Pubs are underfilling pints of beer

Beer drinkers are being short-changed by up to 25p a pint because landlords don’t fill glasses to the brim.

Too much head? 5% of a pint is the legal limit (Flickr pic by waitscm)

Too much head? 5% of a pint is the legal limit (Flickr pic by waitscm)

Sunday Mirror investigators visited 25 pubs up and down the country and found more than two-thirds were serving under-filled pints of beer. Three pints served ­contained illegally small amounts of drink, with one containing just 92.4 per cent of a pint of lager.

The 1985 Weights and Measures Act says a pint of beer should be exactly a pint – 20 fluid ounces or 568ml. But industry guidelines agree a pint of beer can be 95 per cent liquid and five per cent head. Anything under that could lead to the owner being prosecuted.

The survey, carried out with Trading Standards officers, comes amid reports that struggling landlords are under pressure from pub chains to raise profits by deliberately under-filling glasses.

The Sunday Mirror admits to finding no evidence of bar staff deliberately pouring too little, but pub owners can be prosecuted if they sell pints under 95% full.

Last week the GMB union (Britain’s General Union) said the chains which own many pubs throughout the country were setting unrealistic rents based on a near 100 per return or “yield” from beer in barrels. They said this could be achieved only by serving less beer.

Mirror journalists bought two pints each in chain pubs in Liverpool, Newcastle, Birmingham, London and Cardiff.

At Bar Luga in Newcastle one of the pints (Estrella lager, £3.50) was 7.6% short, leaving drinkers 26p out of pocket.

At Yates’s in Harrow, West ­London, one £2.69 pint of Foster’s was 5.8% short of a full pint, short-changing the customer by 15p.

In Liverpool city centre one pint (Green King IPA, £1.75) at JD Wetherspoon’s The Fall Well was under-filled by 5.5%, or 9p.

At the other end of the scale, all the bars they checked in Birmingham city centre served 100 per cent measures while a £3.10 pint of Amstel lager at JD Wetherspoon’s Moon on the Hill in Harrow was 3 per cent over-filled. Good people of Harrow, start frequenting this pub now!

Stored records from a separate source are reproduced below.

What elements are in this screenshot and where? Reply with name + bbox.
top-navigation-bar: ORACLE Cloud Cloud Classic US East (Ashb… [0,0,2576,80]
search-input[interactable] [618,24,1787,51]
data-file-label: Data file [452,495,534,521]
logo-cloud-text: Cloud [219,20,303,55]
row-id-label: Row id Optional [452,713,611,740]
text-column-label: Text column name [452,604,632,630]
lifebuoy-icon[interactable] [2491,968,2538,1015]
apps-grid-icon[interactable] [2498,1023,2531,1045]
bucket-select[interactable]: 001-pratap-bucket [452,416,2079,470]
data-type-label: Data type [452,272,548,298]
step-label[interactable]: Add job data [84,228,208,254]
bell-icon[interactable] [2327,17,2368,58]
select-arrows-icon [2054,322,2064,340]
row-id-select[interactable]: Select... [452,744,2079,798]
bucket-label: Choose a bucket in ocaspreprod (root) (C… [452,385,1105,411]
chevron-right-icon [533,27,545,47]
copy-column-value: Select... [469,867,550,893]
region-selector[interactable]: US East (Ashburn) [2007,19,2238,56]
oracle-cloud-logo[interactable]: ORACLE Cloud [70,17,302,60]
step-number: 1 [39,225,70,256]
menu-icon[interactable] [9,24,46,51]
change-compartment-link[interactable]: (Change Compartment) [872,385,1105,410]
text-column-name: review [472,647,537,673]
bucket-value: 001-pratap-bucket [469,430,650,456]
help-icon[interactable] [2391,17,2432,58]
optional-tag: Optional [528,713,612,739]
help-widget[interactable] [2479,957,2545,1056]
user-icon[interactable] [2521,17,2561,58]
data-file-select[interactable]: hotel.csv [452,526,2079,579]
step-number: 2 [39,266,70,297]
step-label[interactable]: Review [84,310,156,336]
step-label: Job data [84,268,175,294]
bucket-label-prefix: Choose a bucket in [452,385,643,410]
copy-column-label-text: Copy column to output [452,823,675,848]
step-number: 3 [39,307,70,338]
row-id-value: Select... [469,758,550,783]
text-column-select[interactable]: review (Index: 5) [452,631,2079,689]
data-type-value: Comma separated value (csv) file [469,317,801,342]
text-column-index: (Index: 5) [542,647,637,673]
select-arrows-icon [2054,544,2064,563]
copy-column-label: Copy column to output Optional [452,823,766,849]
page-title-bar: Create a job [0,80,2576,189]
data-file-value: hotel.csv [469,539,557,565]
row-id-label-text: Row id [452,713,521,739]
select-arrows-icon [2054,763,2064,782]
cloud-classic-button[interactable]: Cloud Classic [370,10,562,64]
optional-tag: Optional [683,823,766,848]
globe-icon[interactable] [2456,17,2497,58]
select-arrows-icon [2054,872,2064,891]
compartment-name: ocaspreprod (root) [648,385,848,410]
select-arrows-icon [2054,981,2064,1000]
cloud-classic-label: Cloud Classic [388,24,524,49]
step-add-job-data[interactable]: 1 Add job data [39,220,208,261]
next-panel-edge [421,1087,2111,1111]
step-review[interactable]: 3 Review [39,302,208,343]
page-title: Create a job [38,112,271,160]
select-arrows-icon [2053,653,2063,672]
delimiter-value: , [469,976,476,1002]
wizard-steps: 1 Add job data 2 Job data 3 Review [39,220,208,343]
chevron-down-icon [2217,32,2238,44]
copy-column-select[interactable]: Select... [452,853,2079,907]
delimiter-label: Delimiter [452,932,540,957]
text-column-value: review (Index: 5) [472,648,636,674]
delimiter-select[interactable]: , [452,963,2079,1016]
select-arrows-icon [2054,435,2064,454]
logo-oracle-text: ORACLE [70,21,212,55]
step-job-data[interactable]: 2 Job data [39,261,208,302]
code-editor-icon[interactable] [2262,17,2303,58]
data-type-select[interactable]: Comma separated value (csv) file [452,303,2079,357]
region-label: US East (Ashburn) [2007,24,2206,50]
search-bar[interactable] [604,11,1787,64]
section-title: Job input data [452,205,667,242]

Oliver Vaulkhird, 40, owner of ­Newcastle’s Bar Luga, said: “We’re not trying to cut corners, pints look better with a head. But if people ask for it to be topped then it’s fine and we’d do that.”

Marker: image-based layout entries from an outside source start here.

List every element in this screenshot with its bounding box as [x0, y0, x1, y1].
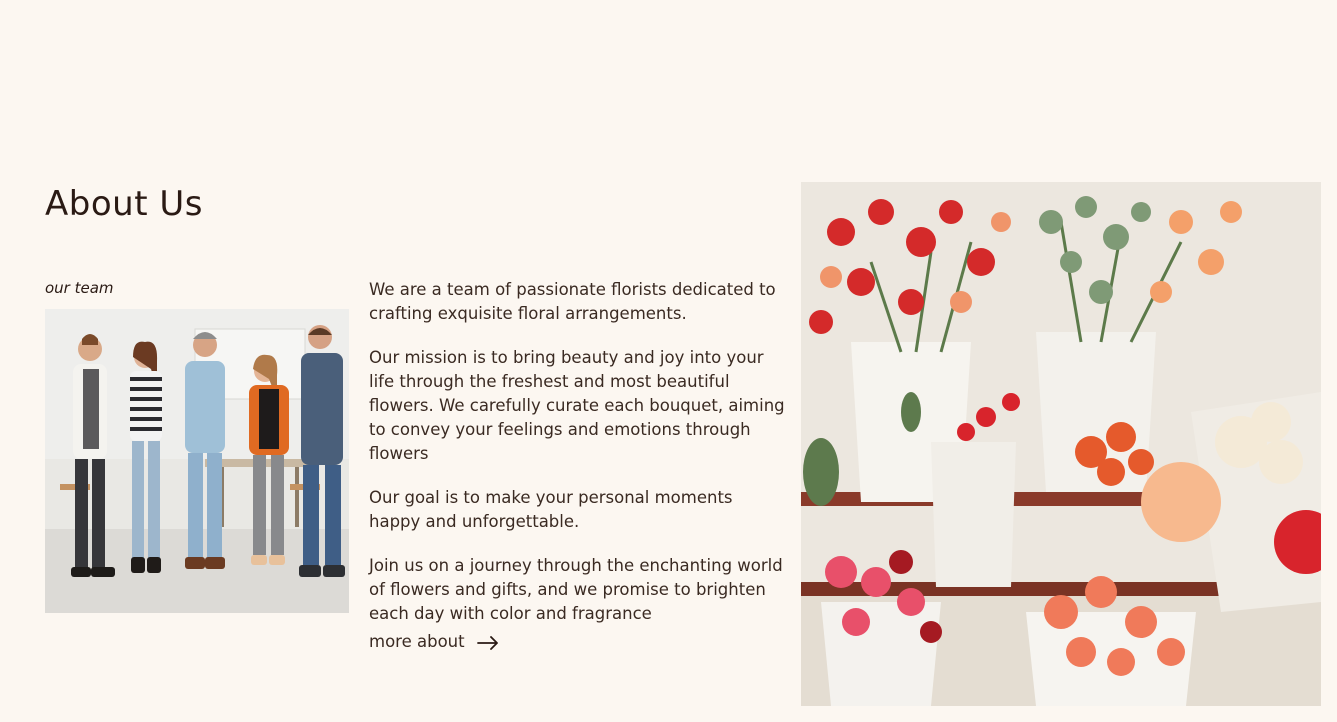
- about-paragraph: Our mission is to bring beauty and joy i…: [369, 348, 785, 463]
- arrow-right-icon: [476, 635, 499, 650]
- team-photo: [45, 309, 349, 613]
- about-paragraph: We are a team of passionate florists ded…: [369, 280, 776, 323]
- team-caption: our team: [45, 279, 114, 297]
- about-paragraph: Our goal is to make your personal moment…: [369, 488, 733, 531]
- more-about-link[interactable]: more about: [369, 632, 499, 651]
- flowers-photo: [801, 182, 1321, 706]
- more-about-label: more about: [369, 632, 465, 651]
- about-paragraph: Join us on a journey through the enchant…: [369, 556, 783, 623]
- section-title: About Us: [45, 184, 203, 224]
- about-text: We are a team of passionate florists ded…: [369, 278, 787, 646]
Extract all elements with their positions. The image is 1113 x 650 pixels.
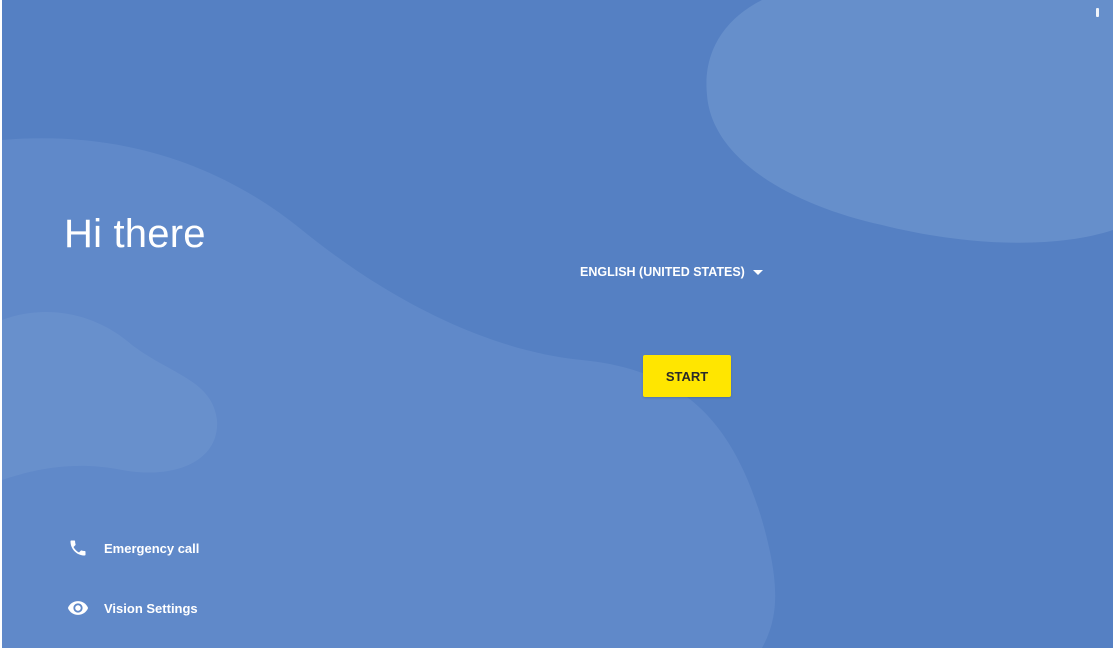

But Ash Shah of Harrow trading standards said: “If you pay for a pint you deserve a pint. If you translated these shortfalls to filling your car with petrol, there would be a public outcry.”

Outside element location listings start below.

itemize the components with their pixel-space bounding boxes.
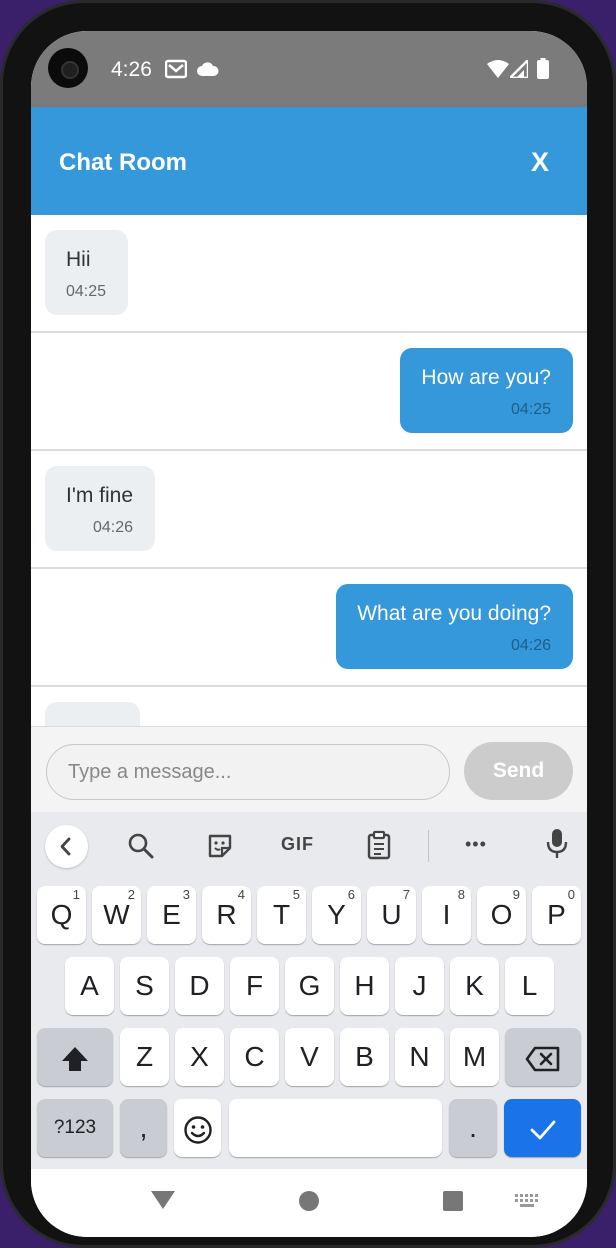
incoming-message-bubble[interactable]: I'm fine 04:26	[45, 466, 156, 551]
key-j[interactable]: J	[395, 957, 444, 1015]
gif-icon[interactable]: GIF	[281, 834, 314, 855]
message-row: I'm fine 04:26	[31, 451, 587, 569]
key-u[interactable]: U7	[367, 886, 416, 944]
message-time: 04:25	[510, 401, 551, 418]
more-icon[interactable]: •••	[465, 834, 487, 855]
app-header: Chat Room X	[31, 107, 587, 215]
keyboard-toolbar: GIF •••	[31, 812, 587, 880]
incoming-message-bubble[interactable]: Hii 04:25	[45, 230, 129, 315]
outgoing-message-bubble[interactable]: What are you doing? 04:26	[336, 584, 573, 669]
signal-icon	[506, 56, 530, 83]
message-input-bar: Send	[31, 726, 587, 812]
screen: 4:26 Chat Room X Hii 04:25 How are you? …	[31, 31, 587, 1237]
symbols-key[interactable]: ?123	[37, 1099, 113, 1157]
recents-square-icon[interactable]	[442, 1190, 464, 1217]
keyboard-switch-icon[interactable]	[514, 1193, 540, 1214]
message-list[interactable]: Hii 04:25 How are you? 04:25 I'm fine 04…	[31, 215, 587, 726]
soft-keyboard: GIF ••• Q 1 W 2 E 3 R 4 T 5 Y 6 U 7 I 8 …	[31, 812, 587, 1169]
page-title: Chat Room	[59, 149, 187, 176]
key-p[interactable]: P0	[532, 886, 581, 944]
gmail-icon	[164, 59, 188, 84]
cloud-icon	[197, 61, 219, 82]
key-x[interactable]: X	[175, 1028, 224, 1086]
back-triangle-icon[interactable]	[150, 1190, 176, 1215]
key-r[interactable]: R4	[202, 886, 251, 944]
space-key[interactable]	[229, 1099, 442, 1157]
key-n[interactable]: N	[395, 1028, 444, 1086]
enter-key[interactable]	[504, 1099, 581, 1157]
system-nav-bar	[31, 1169, 587, 1237]
key-y[interactable]: Y6	[312, 886, 361, 944]
key-v[interactable]: V	[285, 1028, 334, 1086]
period-key[interactable]: .	[449, 1099, 497, 1157]
message-text: I'm fine	[66, 484, 134, 507]
mic-icon[interactable]	[546, 828, 568, 865]
key-h[interactable]: H	[340, 957, 389, 1015]
close-button[interactable]: X	[531, 147, 549, 178]
message-row: Hii 04:25	[31, 215, 587, 333]
sticker-icon[interactable]	[206, 832, 234, 865]
toolbar-divider	[428, 830, 429, 862]
search-icon[interactable]	[127, 832, 155, 865]
key-d[interactable]: D	[175, 957, 224, 1015]
key-e[interactable]: E3	[147, 886, 196, 944]
key-s[interactable]: S	[120, 957, 169, 1015]
clipboard-icon[interactable]	[366, 830, 392, 865]
key-b[interactable]: B	[340, 1028, 389, 1086]
message-time: 04:26	[510, 637, 551, 654]
incoming-message-bubble-partial[interactable]	[45, 702, 140, 726]
key-k[interactable]: K	[450, 957, 499, 1015]
key-z[interactable]: Z	[120, 1028, 169, 1086]
shift-icon	[62, 1046, 88, 1071]
message-text: Hii	[66, 248, 91, 271]
key-q[interactable]: Q1	[37, 886, 86, 944]
message-row: What are you doing? 04:26	[31, 569, 587, 687]
message-text: How are you?	[421, 366, 551, 389]
key-l[interactable]: L	[505, 957, 554, 1015]
backspace-key[interactable]	[505, 1028, 581, 1086]
wifi-icon	[487, 60, 509, 83]
key-t[interactable]: T5	[257, 886, 306, 944]
key-w[interactable]: W2	[92, 886, 141, 944]
key-m[interactable]: M	[450, 1028, 499, 1086]
key-a[interactable]: A	[65, 957, 114, 1015]
backspace-icon	[525, 1046, 560, 1071]
message-time: 04:25	[66, 283, 107, 300]
shift-key[interactable]	[37, 1028, 113, 1086]
message-time: 04:26	[92, 519, 134, 536]
message-row-partial	[31, 687, 587, 726]
status-bar: 4:26	[31, 31, 587, 107]
key-i[interactable]: I8	[422, 886, 471, 944]
key-f[interactable]: F	[230, 957, 279, 1015]
key-o[interactable]: O9	[477, 886, 526, 944]
comma-key[interactable]: ,	[120, 1099, 167, 1157]
message-row: How are you? 04:25	[31, 333, 587, 451]
outgoing-message-bubble[interactable]: How are you? 04:25	[400, 348, 573, 433]
phone-frame: 4:26 Chat Room X Hii 04:25 How are you? …	[0, 0, 616, 1248]
emoji-key[interactable]	[174, 1099, 221, 1157]
check-icon	[530, 1120, 555, 1140]
front-camera	[48, 48, 88, 88]
key-c[interactable]: C	[230, 1028, 279, 1086]
emoji-icon	[183, 1115, 212, 1144]
message-text: What are you doing?	[357, 602, 551, 625]
back-icon[interactable]	[45, 825, 88, 868]
message-input[interactable]	[46, 744, 450, 800]
send-button[interactable]: Send	[464, 742, 573, 800]
battery-icon	[537, 58, 549, 84]
status-time: 4:26	[111, 58, 152, 81]
key-g[interactable]: G	[285, 957, 334, 1015]
home-circle-icon[interactable]	[298, 1190, 320, 1217]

The Campaign for Real Ale’s Jonathan Mail said: “There is a misguided view among some pub bosses that it is acceptable to serve pints that are only 95 per cent full. This is wrong and Camra is calling on the Government to clarify the law so it is clear that a pint five per cent short is not acceptable.”

Mine’s a pint (97% beer, 3% head).

Where do you stand on the issue? Are you bothered by a large head or do you think this is nitpicking in the extreme? Have your say below.


One Comment on “Pubs are underfilling pints of beer”

  1. I think that some breweries propagate the idea that pints look good with a head merely to serve their own bottom line. London beers like Young’s Ordinary and Fuller’s London Pride would never have been served with any real head at all 25 years ago. But look at them now in the adverts – nice creamy head that stays. And remember a head is mainly air.

    It’s right that the Mirror is drawing attention to this. Given the price of beer now the monetary shortfall becomes significant. The publicans wouldn’t like it if you tendered 95% of the price of a pint when you buy one.